# Canonically conjugate operators

1. Dec 17, 2012

### ShayanJ

I've searched for this but found nothing,so I ask it here.

What are canonically conjugate operators?
Is $[A,B]=cI$ a definition for A and B being canonically conjugate?

Thanks

2. Dec 17, 2012

### tom.stoer

Yes

Canonically conjugate operators A, B follow from canonically conjugate variables A, B in classical mechanics; their Poisson bracket is {A,B} = 1; they span the phase space of the system, can be used to formulate the Hamilton function H(A,B) and therefore their Hamilton e.o.m. fully define the dynamics of the theory.
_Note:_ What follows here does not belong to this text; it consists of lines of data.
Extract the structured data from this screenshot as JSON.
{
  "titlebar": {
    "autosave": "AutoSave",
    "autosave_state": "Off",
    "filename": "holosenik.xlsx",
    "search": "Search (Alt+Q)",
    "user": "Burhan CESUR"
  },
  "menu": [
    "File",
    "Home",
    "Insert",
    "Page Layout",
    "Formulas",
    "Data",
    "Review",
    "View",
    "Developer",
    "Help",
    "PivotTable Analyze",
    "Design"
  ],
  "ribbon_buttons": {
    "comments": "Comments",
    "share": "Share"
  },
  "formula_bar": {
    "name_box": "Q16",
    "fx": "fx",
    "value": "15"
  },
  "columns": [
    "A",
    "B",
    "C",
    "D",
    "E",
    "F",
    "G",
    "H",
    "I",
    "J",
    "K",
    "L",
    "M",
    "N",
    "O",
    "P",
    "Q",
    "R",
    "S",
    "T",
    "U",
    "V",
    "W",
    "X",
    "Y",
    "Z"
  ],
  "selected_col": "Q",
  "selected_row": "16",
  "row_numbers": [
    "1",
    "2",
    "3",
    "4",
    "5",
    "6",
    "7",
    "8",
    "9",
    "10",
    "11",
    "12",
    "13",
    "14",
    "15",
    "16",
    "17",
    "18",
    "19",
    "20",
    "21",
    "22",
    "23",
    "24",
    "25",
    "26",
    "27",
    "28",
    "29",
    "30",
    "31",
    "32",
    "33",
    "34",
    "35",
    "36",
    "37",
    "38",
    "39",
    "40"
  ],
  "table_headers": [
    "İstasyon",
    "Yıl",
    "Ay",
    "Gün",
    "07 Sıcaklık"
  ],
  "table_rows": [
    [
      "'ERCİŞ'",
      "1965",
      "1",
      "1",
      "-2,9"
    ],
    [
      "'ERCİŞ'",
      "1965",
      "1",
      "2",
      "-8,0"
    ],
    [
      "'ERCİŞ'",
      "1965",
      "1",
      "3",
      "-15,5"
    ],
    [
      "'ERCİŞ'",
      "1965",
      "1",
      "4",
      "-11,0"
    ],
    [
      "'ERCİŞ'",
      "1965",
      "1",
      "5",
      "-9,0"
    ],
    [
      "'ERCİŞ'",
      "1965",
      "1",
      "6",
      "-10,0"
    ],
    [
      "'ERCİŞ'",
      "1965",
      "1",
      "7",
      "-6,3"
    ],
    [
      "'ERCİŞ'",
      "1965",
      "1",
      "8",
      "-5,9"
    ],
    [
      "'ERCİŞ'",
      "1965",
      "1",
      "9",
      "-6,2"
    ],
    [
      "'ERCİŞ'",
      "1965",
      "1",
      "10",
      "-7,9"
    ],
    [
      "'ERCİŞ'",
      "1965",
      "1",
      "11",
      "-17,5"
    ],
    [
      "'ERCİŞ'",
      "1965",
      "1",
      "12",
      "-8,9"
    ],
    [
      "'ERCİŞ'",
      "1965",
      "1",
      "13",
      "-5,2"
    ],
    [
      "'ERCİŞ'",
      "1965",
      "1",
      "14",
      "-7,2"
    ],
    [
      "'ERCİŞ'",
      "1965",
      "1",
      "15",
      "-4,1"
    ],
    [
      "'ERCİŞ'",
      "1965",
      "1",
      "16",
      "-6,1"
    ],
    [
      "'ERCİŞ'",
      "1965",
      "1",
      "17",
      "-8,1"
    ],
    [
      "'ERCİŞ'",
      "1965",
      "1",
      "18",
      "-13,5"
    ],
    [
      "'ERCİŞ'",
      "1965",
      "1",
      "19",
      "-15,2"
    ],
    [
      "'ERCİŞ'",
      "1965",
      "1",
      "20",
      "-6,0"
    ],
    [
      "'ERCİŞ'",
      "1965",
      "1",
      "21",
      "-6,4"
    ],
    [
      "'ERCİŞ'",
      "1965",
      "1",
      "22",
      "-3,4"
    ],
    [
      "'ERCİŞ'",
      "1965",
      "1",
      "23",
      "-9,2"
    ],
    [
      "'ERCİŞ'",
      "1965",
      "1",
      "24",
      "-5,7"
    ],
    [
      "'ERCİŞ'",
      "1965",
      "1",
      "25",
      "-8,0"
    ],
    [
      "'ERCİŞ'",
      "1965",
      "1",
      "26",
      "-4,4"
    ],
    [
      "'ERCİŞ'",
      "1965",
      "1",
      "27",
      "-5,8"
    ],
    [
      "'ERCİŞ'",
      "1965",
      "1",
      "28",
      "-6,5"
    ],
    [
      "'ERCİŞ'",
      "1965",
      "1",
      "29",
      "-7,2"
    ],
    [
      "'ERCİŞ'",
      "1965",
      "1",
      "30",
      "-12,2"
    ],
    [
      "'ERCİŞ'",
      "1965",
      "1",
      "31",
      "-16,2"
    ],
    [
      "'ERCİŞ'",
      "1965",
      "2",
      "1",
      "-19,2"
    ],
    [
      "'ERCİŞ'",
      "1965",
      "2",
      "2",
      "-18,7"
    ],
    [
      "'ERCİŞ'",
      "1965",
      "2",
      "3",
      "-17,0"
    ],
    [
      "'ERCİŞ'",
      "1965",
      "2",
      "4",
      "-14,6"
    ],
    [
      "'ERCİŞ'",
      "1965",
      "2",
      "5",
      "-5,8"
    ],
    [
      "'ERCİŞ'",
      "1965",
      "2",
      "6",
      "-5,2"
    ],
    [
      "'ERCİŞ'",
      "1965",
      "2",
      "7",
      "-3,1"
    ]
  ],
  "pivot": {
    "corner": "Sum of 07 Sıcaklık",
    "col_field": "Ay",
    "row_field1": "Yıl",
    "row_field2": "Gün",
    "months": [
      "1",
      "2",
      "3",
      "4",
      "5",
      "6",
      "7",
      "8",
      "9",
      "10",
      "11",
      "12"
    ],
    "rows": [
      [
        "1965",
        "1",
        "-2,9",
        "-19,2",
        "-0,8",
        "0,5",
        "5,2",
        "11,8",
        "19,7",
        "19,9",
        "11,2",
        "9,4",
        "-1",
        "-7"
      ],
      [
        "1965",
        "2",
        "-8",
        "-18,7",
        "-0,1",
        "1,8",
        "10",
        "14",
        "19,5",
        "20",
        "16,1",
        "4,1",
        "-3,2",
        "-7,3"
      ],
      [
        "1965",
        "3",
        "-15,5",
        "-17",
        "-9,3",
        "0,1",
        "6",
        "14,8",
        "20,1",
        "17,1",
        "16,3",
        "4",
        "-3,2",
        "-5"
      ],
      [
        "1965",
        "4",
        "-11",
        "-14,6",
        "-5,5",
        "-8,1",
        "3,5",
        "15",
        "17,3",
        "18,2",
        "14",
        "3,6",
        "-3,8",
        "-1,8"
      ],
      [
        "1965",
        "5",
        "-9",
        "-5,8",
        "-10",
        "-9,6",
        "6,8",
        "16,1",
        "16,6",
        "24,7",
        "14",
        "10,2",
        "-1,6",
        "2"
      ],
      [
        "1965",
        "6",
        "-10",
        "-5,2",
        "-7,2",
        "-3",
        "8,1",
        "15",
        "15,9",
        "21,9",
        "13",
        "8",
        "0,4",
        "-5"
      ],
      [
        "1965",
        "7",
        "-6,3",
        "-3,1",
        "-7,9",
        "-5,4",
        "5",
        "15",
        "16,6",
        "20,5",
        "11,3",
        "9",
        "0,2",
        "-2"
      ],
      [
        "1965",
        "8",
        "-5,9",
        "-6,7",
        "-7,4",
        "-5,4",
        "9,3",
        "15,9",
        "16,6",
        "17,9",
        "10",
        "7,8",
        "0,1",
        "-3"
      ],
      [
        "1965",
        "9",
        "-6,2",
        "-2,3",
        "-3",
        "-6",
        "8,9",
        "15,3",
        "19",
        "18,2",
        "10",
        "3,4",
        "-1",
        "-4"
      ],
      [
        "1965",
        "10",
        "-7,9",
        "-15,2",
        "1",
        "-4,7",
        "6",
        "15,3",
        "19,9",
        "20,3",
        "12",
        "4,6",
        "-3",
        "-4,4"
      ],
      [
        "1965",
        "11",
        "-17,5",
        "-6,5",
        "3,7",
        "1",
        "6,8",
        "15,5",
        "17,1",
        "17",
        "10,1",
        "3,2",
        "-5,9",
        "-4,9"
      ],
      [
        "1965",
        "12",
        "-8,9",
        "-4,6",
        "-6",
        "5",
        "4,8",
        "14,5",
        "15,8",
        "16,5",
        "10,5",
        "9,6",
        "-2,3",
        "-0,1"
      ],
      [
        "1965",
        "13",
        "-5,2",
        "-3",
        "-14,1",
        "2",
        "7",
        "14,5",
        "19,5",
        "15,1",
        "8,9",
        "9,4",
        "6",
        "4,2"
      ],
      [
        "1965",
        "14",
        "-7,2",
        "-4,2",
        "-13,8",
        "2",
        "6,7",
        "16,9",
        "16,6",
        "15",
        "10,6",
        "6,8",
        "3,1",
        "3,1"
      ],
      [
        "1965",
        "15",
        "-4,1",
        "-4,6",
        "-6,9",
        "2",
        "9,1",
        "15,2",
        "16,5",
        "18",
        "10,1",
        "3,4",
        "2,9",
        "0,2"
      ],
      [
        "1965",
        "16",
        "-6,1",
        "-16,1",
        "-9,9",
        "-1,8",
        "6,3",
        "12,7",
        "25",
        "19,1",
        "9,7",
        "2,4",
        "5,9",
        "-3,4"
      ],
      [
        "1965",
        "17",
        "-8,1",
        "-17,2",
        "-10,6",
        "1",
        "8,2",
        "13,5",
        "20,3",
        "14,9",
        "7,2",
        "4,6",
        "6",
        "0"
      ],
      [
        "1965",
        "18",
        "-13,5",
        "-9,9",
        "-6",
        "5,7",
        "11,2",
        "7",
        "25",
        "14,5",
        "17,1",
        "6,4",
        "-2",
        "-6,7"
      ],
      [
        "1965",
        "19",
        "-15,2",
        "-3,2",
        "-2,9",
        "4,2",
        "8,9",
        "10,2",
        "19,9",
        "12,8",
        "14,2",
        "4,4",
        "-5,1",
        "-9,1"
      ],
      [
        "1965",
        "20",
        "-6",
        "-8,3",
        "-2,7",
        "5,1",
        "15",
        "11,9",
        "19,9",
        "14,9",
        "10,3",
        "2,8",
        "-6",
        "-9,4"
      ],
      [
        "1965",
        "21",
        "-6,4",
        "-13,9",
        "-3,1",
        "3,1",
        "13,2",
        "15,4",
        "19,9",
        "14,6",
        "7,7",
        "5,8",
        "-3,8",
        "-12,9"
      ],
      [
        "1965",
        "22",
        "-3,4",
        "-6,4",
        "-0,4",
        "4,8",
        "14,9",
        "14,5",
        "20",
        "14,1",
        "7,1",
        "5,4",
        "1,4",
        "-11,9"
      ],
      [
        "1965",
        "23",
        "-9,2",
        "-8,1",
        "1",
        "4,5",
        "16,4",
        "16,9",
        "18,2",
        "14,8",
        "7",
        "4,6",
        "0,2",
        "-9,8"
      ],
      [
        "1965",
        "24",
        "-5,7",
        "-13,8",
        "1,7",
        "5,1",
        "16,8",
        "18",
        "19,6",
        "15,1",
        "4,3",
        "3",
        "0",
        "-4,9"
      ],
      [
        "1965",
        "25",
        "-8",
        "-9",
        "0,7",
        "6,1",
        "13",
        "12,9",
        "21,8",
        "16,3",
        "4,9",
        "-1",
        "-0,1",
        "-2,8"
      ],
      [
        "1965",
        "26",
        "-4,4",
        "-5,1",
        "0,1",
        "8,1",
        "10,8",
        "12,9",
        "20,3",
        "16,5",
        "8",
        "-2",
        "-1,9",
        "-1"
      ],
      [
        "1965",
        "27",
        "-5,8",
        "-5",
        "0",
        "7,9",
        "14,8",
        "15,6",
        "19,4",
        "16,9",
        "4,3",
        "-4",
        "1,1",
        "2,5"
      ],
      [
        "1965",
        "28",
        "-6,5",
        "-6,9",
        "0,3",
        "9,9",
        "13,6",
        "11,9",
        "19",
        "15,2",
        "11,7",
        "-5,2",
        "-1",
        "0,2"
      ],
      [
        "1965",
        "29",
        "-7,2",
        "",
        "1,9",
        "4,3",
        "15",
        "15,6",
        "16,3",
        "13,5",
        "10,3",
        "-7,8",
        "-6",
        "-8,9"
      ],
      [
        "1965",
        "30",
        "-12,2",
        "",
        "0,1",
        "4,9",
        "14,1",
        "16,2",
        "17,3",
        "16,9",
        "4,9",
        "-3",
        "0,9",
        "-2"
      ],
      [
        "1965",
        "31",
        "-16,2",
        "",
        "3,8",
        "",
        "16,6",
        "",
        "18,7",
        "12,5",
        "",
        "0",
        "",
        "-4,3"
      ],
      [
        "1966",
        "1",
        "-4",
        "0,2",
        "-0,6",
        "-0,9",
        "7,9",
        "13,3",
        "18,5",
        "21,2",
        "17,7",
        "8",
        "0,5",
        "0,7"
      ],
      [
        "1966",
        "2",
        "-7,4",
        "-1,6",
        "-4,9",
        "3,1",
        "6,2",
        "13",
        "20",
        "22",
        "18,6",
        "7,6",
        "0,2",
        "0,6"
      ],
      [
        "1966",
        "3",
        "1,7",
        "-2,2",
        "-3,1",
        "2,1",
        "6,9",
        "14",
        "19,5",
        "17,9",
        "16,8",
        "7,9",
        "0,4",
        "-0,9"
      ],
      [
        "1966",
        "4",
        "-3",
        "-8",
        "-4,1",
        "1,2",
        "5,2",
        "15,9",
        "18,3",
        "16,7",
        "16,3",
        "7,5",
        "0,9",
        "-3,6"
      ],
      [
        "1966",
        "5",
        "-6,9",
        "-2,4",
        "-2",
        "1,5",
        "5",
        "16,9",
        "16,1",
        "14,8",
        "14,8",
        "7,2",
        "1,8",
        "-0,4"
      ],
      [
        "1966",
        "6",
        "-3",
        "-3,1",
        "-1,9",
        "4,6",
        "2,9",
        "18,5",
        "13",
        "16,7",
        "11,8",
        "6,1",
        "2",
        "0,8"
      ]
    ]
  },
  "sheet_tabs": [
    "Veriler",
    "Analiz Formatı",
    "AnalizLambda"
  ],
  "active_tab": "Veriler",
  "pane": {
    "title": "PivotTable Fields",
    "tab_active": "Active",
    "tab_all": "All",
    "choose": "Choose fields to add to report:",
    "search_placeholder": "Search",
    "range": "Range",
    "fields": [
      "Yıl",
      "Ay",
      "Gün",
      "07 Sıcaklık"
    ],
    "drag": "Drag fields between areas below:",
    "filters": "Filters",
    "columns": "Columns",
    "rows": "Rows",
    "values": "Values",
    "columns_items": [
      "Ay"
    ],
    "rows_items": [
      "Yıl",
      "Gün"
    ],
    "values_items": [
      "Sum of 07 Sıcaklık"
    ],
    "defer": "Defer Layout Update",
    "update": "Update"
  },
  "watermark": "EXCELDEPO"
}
In QM (canonical quantization) the variables on phase space are replaced by operators acting on Hilbert space; the commutators are defined as

$$\{A,B\}_\text{Poisson} = c \;\to\; [\hat{A},\hat{B}] = ic;\;c = \text{const.}$$

Last edited: Dec 17, 2012
3. Dec 17, 2012

### ShayanJ

http://en.wikipedia.org/wiki/Canonical_commutation_relation
You see,looks like its related to the fourier transform too.
In the things I've read,such relationship exists in classical mechanics too.
Just extending it to QM is a little hard for me.

Thanks tom

4. Dec 18, 2012

### tom.stoer

It's correct, that iff one uses a representation like a wave function in x, then p acts as a derivative and this is related to the Fourier transform; and it's correct that the relation between x- and p-space wave functions is just the Fourier transform. But the defining operator equation [x,p] = i is more general than a specific representation and therefore does not require a Fourier transform in its definition.

5. Dec 18, 2012

### geoduck

Does the prescription of turning canonically conjugate variables into operators whose commutator is "i" hold for any pair of classically conjugate variables? I vaguely recall that this is not true for all pairs of classically conjugate variables (it's certainly true for Cartesian variables), but I don't remember exactly what the issue was.

6. Dec 18, 2012

### tom.stoer

That is the definition of canonical quantization. The problem with non-cartesian coordinates (like polar coordinates) is that already classically their Poisson bracket is not = 1, so it's the wrong starting point. But yes, you are right, it is not allowed to replace classical Poisson bracket by the commutator in general; it works for "elementary" canonical pairs like x and p but fails for general functions f(x) and g(p). The reason is that first calculating the Poisson bracket {f,g} and then replacing this with the commutator is not the same as replacing {x,p} with the commuattor and then calculating [f,g].

Not knowing (globally) cartesian coordinates is a difficult starting point. On a manifold (with non-trivial metric) one may define "covariant derivatives" instead of standard ones; usually this results in a reasonable quantum theory. If you start with polar coordinates on the sphere using ∂Ω does not makes sense, but when using covariant derivatives one e.g. arives at the generalized Laplace-Beltrami operator Δg (g is the metric on the manifold) which is equivalent to the standard 3-dim. Laplacian expressed in polar coordinates plus ∂r set to zero (fixed radius).